Ramez Kouzy, M.D., a resident in the Department of Radiation Oncology at MD Anderson Cancer Center, describes his efforts to advance knowledge about artificial intelligence (AI) in radiation oncology, specifically the use of large-scale language models, through the creation of an online repository. Masu.
Kouzy and his colleagues have created a comprehensive website dedicated to prompts that will enable residents, residents, and attending physicians to better understand large-scale language models and their applications in radiation oncology and general oncology. aimed to develop. This project grew out of the growing interest in leveraging large-scale language models and AI for educational purposes in the oncology field, and the recognition of the importance of expanding knowledge and best practices in the rapidly evolving field of AI. He explains that it happened.
To create this platform, Kouzy and colleagues reviewed the existing literature on large-scale language models, techniques, and resources. We then carefully selected and extracted the important information and compiled it into an easy-to-use format on our website.
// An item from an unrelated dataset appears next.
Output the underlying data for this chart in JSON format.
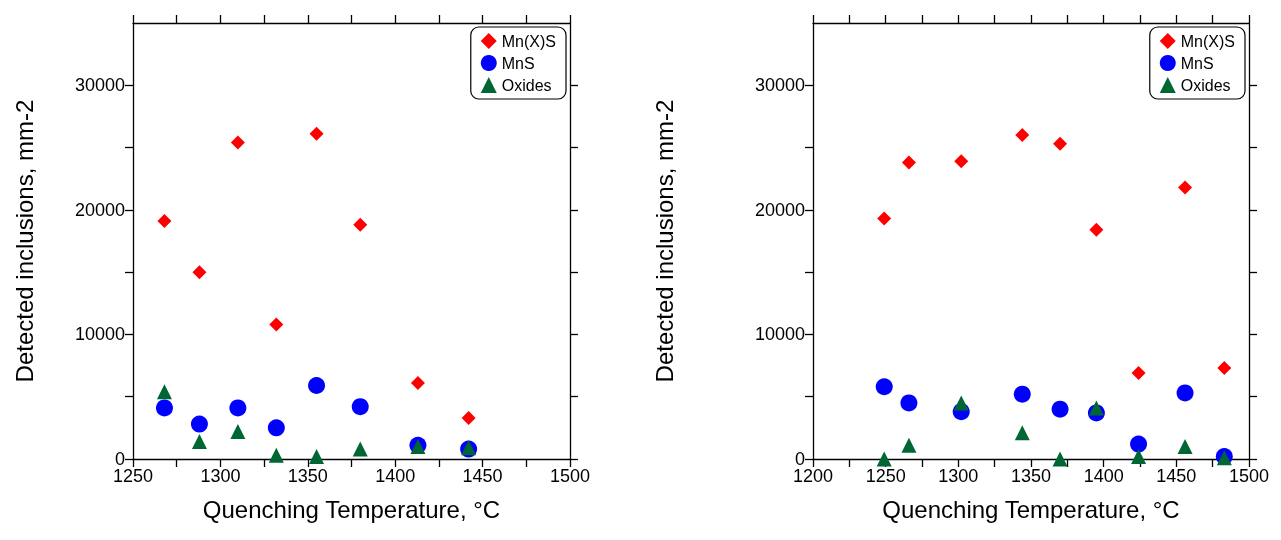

The resulting platform will serve as a central resource for residents, residents, and attending physicians, condensing and integrating the latest research and insights in this dynamic field to improve AI technologies relevant to oncology. Kozy said it will be more accessible for users who want to increase their proficiency. .
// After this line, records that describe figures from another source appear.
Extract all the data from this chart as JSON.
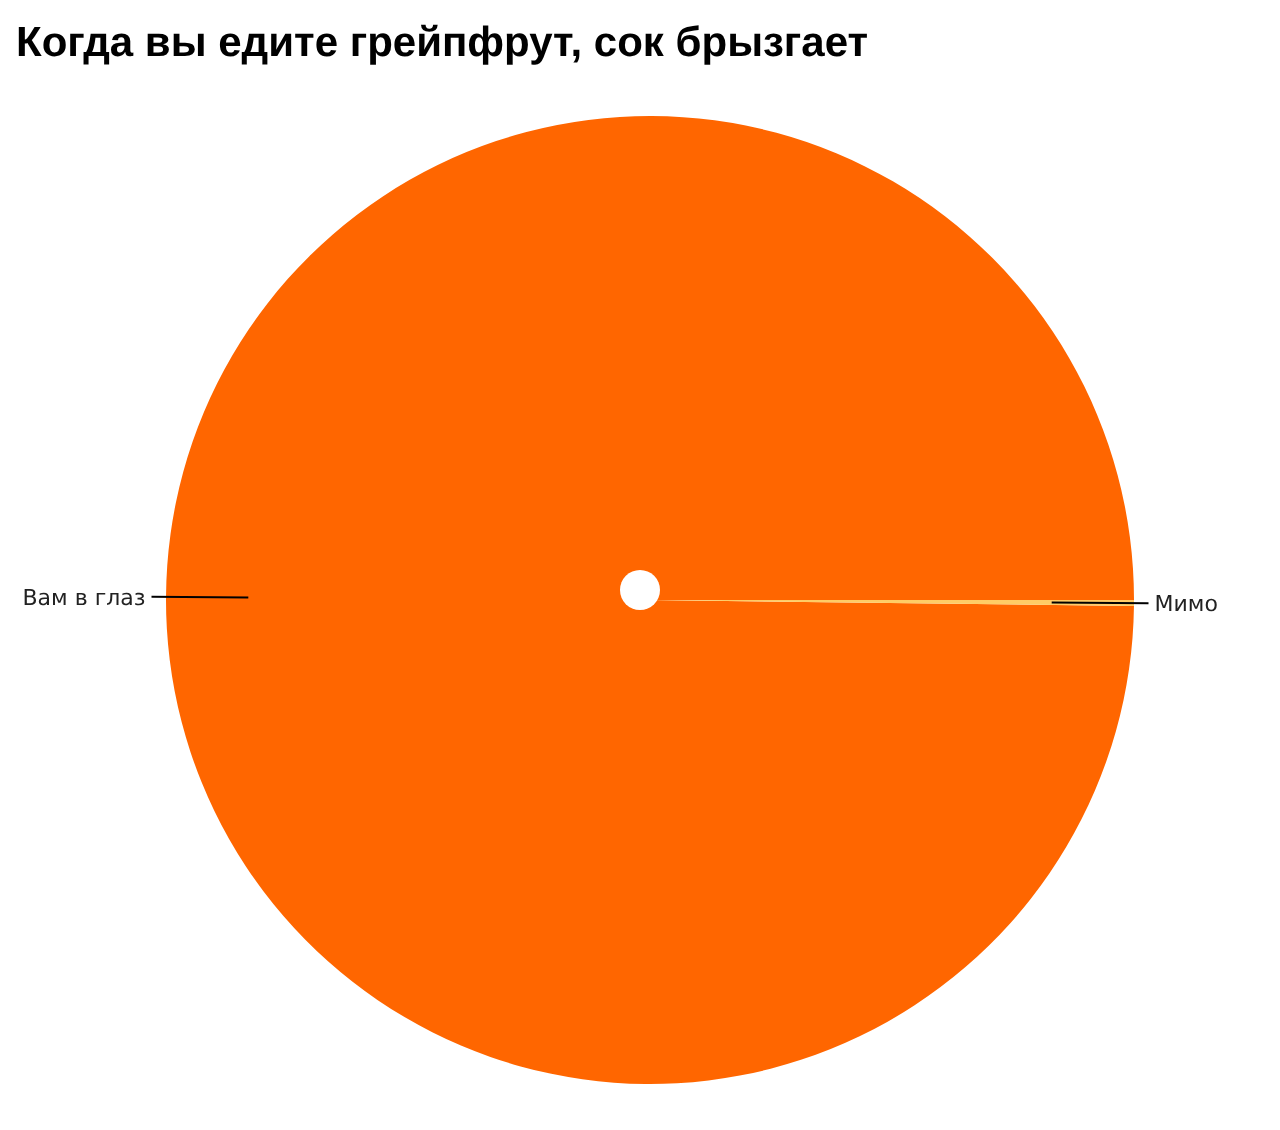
{
  "chart_data": {
    "type": "pie",
    "title": "Когда вы едите грейпфрут, сок брызгает",
    "categories": [
      "Вам в глаз",
      "Мимо"
    ],
    "values": [
      99.8,
      0.2
    ],
    "colors": [
      "#ff6600",
      "#ffcc66"
    ],
    "legend": false
  }
}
By collating this knowledge, Kouzy hopes to facilitate rapid adoption and uptake of AI technologies specifically tailored to the oncology context. Going forward, Kouzy envisions increasing collaboration with AI and language model researchers to explore innovative education and training applications in oncology.
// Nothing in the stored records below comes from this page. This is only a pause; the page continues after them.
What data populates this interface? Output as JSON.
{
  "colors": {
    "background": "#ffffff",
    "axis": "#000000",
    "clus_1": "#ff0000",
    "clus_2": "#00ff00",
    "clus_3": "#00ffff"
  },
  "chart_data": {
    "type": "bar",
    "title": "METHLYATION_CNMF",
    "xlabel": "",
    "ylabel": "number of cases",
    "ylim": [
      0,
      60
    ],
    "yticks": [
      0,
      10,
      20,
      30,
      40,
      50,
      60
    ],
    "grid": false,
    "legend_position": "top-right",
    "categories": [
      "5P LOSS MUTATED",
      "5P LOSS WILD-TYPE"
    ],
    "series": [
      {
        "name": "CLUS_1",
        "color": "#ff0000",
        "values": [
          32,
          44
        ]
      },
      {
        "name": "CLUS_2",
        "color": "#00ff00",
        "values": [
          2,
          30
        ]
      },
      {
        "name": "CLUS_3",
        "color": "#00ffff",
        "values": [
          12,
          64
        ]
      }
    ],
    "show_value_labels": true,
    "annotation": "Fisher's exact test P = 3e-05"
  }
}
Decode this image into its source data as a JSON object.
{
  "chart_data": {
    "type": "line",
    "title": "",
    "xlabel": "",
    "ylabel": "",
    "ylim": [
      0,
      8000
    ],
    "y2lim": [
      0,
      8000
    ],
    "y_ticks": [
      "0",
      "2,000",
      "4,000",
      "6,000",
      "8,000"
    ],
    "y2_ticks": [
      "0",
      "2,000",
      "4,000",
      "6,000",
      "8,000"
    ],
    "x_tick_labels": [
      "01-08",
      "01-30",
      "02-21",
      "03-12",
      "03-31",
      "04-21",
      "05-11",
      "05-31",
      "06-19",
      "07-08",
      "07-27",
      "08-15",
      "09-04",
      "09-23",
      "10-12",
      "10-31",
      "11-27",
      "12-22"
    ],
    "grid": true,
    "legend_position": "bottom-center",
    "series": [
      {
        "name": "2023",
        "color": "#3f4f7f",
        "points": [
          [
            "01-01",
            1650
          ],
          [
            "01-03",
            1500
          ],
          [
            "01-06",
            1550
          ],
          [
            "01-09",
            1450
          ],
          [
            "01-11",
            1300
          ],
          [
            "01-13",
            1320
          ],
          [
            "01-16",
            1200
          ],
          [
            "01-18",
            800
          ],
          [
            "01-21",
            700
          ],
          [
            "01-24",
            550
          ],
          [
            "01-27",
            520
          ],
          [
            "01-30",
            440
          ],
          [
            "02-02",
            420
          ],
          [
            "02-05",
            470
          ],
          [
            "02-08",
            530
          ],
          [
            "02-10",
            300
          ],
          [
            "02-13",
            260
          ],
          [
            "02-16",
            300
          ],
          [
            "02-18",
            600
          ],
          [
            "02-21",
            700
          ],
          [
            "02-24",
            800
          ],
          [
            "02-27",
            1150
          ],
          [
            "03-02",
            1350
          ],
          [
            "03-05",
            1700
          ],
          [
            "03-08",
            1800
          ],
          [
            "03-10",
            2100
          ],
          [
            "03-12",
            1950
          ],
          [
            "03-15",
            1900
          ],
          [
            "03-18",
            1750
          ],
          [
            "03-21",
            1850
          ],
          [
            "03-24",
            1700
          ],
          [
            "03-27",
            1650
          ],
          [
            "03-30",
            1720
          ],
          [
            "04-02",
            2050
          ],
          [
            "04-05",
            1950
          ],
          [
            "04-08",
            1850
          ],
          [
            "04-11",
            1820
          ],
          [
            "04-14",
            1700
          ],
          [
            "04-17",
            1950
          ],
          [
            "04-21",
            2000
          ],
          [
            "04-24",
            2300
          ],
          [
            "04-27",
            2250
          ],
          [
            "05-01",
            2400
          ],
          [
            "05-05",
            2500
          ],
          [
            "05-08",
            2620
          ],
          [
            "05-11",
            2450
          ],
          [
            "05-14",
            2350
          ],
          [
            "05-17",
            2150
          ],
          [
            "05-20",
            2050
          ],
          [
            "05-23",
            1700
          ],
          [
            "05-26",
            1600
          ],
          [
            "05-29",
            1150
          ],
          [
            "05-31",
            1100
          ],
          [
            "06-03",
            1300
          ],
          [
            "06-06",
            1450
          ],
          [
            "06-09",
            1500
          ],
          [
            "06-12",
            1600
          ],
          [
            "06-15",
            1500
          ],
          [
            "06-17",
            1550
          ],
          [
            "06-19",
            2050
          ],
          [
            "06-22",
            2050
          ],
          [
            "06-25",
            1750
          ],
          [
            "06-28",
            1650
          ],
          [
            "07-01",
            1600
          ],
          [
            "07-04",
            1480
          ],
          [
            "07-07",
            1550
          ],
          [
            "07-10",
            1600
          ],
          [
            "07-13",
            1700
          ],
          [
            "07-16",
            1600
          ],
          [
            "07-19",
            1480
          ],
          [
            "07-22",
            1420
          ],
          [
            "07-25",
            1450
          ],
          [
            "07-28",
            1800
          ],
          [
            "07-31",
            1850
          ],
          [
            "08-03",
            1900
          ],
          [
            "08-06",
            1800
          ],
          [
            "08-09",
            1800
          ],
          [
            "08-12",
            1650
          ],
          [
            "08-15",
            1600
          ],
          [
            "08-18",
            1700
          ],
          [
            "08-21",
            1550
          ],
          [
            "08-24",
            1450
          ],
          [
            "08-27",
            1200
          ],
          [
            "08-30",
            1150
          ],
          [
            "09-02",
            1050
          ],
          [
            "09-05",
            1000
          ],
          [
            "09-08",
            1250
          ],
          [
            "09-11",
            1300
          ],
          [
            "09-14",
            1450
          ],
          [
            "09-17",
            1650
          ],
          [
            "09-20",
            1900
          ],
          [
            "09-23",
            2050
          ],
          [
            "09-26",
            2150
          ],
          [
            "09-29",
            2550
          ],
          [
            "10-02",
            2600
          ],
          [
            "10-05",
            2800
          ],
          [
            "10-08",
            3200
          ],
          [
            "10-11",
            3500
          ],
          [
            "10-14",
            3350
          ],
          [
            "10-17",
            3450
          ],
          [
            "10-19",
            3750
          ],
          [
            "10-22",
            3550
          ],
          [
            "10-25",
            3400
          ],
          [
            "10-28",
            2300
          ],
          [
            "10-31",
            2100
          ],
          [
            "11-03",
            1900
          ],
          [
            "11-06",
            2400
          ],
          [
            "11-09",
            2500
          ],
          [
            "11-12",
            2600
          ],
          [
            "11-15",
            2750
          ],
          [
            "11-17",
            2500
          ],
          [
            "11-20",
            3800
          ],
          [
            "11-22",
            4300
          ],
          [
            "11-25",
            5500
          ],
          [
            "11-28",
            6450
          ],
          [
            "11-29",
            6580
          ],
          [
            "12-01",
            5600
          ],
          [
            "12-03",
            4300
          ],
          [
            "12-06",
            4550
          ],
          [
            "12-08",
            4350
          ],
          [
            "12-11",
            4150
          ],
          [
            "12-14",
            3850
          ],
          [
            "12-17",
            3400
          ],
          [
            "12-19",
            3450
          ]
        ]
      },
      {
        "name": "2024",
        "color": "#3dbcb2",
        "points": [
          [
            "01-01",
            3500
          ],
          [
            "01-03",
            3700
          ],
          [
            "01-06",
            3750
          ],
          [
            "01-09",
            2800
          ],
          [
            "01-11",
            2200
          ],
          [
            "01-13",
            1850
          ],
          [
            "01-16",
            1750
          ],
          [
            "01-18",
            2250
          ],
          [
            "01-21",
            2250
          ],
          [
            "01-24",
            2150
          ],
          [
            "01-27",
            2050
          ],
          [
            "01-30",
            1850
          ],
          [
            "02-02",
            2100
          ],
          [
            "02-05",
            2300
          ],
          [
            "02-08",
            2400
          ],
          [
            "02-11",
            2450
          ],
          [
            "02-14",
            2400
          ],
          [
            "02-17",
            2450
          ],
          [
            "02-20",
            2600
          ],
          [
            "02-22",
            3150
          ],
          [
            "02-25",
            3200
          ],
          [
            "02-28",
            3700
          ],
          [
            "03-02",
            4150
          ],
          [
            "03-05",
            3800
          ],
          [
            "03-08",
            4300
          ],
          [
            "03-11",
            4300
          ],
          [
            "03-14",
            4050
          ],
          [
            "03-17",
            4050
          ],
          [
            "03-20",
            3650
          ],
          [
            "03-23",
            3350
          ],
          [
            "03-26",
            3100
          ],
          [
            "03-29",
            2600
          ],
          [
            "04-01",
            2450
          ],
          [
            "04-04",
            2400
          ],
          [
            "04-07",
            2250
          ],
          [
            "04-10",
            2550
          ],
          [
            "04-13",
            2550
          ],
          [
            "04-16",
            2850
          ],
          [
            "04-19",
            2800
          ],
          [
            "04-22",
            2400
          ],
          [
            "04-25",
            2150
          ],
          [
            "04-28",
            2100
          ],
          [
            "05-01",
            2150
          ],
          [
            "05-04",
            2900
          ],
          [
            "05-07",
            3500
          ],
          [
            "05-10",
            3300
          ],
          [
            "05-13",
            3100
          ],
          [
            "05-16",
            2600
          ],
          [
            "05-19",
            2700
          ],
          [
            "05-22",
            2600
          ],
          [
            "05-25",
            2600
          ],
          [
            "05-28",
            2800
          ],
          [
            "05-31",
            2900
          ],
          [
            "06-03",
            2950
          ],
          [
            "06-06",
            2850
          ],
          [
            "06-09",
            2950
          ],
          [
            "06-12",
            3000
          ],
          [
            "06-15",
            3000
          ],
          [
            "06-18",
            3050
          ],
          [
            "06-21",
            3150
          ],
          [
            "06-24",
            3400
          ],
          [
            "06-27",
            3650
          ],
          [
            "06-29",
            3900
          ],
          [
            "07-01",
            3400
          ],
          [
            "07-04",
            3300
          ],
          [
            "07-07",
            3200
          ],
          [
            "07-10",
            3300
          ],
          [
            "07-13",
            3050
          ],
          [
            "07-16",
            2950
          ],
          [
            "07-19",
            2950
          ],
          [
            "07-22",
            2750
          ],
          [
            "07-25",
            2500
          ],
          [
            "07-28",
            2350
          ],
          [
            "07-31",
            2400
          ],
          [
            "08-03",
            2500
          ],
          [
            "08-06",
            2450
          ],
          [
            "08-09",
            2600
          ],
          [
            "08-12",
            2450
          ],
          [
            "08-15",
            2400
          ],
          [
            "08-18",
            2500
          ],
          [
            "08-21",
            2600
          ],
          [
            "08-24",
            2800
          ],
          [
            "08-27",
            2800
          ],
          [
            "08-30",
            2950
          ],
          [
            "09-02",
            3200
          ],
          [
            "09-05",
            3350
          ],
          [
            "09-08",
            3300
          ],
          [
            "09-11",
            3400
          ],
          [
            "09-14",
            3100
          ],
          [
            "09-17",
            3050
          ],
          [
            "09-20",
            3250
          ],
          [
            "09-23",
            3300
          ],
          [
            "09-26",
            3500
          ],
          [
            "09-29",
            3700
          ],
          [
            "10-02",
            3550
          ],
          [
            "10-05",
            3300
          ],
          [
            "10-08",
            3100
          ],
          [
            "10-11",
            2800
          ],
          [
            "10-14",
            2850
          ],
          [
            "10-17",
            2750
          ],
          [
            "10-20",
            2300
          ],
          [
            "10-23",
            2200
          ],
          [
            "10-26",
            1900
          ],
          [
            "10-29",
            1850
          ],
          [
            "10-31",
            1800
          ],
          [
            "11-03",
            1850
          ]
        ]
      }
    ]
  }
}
Future research efforts will focus on evaluating the impact of AI integration through quantitative and qualitative studies to quantify the benefits of these technologies in improving educational outcomes and optimizing clinical practice in oncology. , Kouzy explains. This project represents an important step in advancing the integration of AI into oncology education and practice, with the ultimate goal of improving patient care and advancing oncology research.